La delegazione si struttura in quattro fasi:

1) invito (o ordine) rivolto dal delegante al delegato, affinché quest’ultimo si obblighi nei confronti del delegatario;

2) accettazione dell’incarico da parte del debitore delegato[4];

3) la dichiarazione del delegato al delegatario, con la quale il primo promette al secondo di volersi obbligare nei suoi confronti;

4) l’accettazione del delegatario che può anche essere tacita[5]; è richiesta l’accettazione espressa se con essa il delegatario dichiara di liberare il delegante dalla sua obbligazione (art. 1628, comma 1, c.c.).

Sorge il quesito relativo alla natura della delegazione di debito.

Una parte della dottrina e della giurisprudenza ritengono che si tratti di un unico contratto nel quale convergono le volontà delle tre parti (concezione unitaria della delegazione)[6].

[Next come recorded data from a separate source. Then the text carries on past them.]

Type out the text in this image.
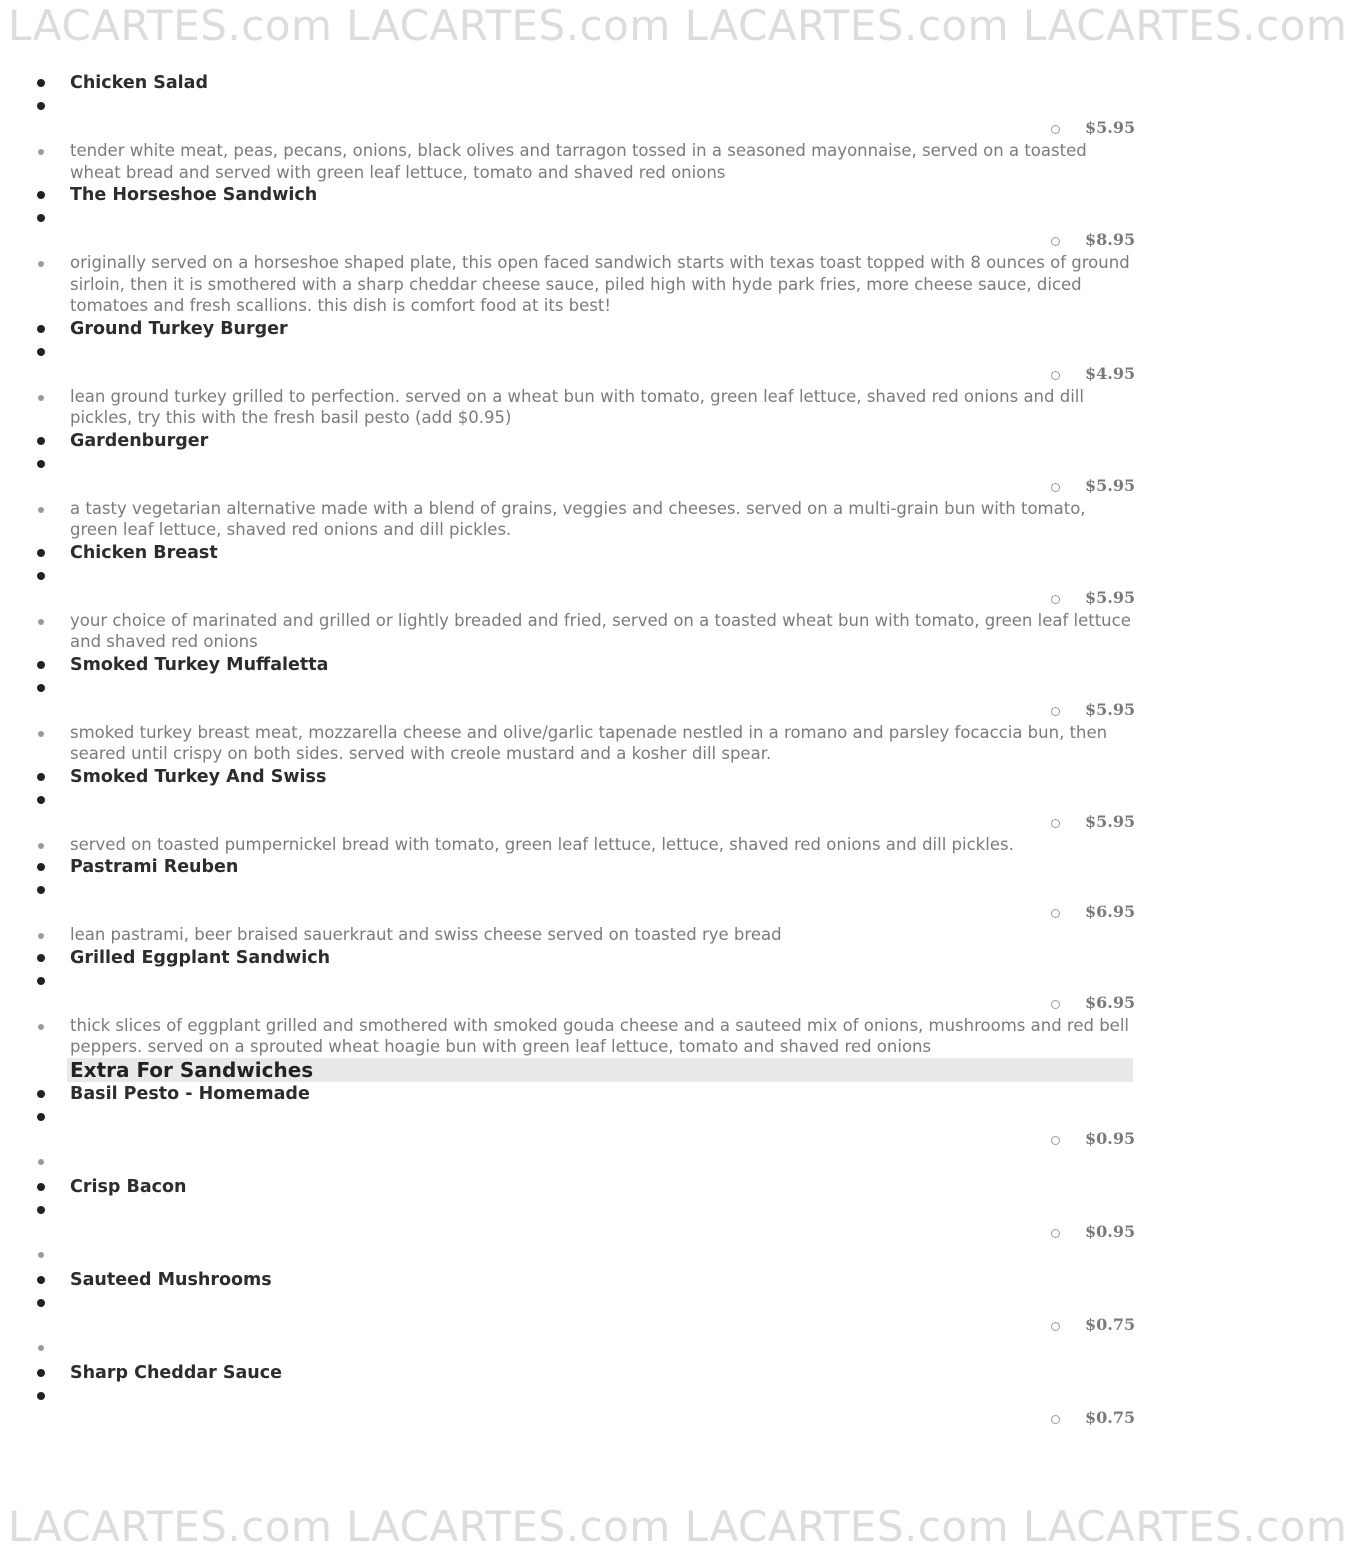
LACARTES.com LACARTES.com LACARTES.com LACARTES.com
Chicken Salad
$5.95
tender white meat, peas, pecans, onions, black olives and tarragon tossed in a seasoned mayonnaise, served on a toasted wheat bread and served with green leaf lettuce, tomato and shaved red onions
The Horseshoe Sandwich
$8.95
originally served on a horseshoe shaped plate, this open faced sandwich starts with texas toast topped with 8 ounces of ground sirloin, then it is smothered with a sharp cheddar cheese sauce, piled high with hyde park fries, more cheese sauce, diced tomatoes and fresh scallions. this dish is comfort food at its best!
Ground Turkey Burger
$4.95
lean ground turkey grilled to perfection. served on a wheat bun with tomato, green leaf lettuce, shaved red onions and dill pickles, try this with the fresh basil pesto (add $0.95)
Gardenburger
$5.95
a tasty vegetarian alternative made with a blend of grains, veggies and cheeses. served on a multi-grain bun with tomato, green leaf lettuce, shaved red onions and dill pickles.
Chicken Breast
$5.95
your choice of marinated and grilled or lightly breaded and fried, served on a toasted wheat bun with tomato, green leaf lettuce and shaved red onions
Smoked Turkey Muffaletta
$5.95
smoked turkey breast meat, mozzarella cheese and olive/garlic tapenade nestled in a romano and parsley focaccia bun, then seared until crispy on both sides. served with creole mustard and a kosher dill spear.
Smoked Turkey And Swiss
$5.95
served on toasted pumpernickel bread with tomato, green leaf lettuce, lettuce, shaved red onions and dill pickles.
Pastrami Reuben
$6.95
lean pastrami, beer braised sauerkraut and swiss cheese served on toasted rye bread
Grilled Eggplant Sandwich
$6.95
thick slices of eggplant grilled and smothered with smoked gouda cheese and a sauteed mix of onions, mushrooms and red bell peppers. served on a sprouted wheat hoagie bun with green leaf lettuce, tomato and shaved red onions
Extra For Sandwiches
Basil Pesto - Homemade
$0.95
Crisp Bacon
$0.95
Sauteed Mushrooms
$0.75
Sharp Cheddar Sauce
$0.75
LACARTES.com LACARTES.com LACARTES.com LACARTES.com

Al contrario, un secondo orientamento sostiene che la delegazione sia formata da due contratti (concezione atomistica):

  • il primo, di mandato (senza rappresentanza), tra delegante e delegato, con cui il secondo si obbliga nei confronti del delegante a contrarre con il delegatario;
  • il secondo contratto, tra delegato e delegatario, in forza del quale il primo si obbliga nei confronti del delegatario.

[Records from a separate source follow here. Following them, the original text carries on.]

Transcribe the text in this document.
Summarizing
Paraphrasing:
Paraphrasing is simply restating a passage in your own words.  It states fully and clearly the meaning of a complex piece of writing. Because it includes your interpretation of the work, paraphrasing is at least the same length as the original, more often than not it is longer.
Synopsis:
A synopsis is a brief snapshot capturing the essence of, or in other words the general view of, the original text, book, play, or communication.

Tale orientamento ha come fondamento il fatto che qualsiasi contratto di mandato che ha ad oggetto l’obbligo di concludere un contratto è vanificato se il terzo contraente apponga un rifiuto a contrarre.

Ma se il contratto viene concluso, saremo in presenza di due contratti, il contratto di mandato e il contratto concluso dal mandatario (delegato) con il delegatario[7].

La Cass. n. 15691/2011 (già citata in precedenza) ha stabilito che la delegazione ha struttura unitaria, composta di un rapporto unico con tre soggetti e due rapporti sottostanti.

Al tal fine debbono sussistere due condizioni, cioè che il delegante sia creditore del delegato e debitore del delegatario e che il delegato abbia assunto l’obbligo di pagare a quest’ultimo il debito del delegante.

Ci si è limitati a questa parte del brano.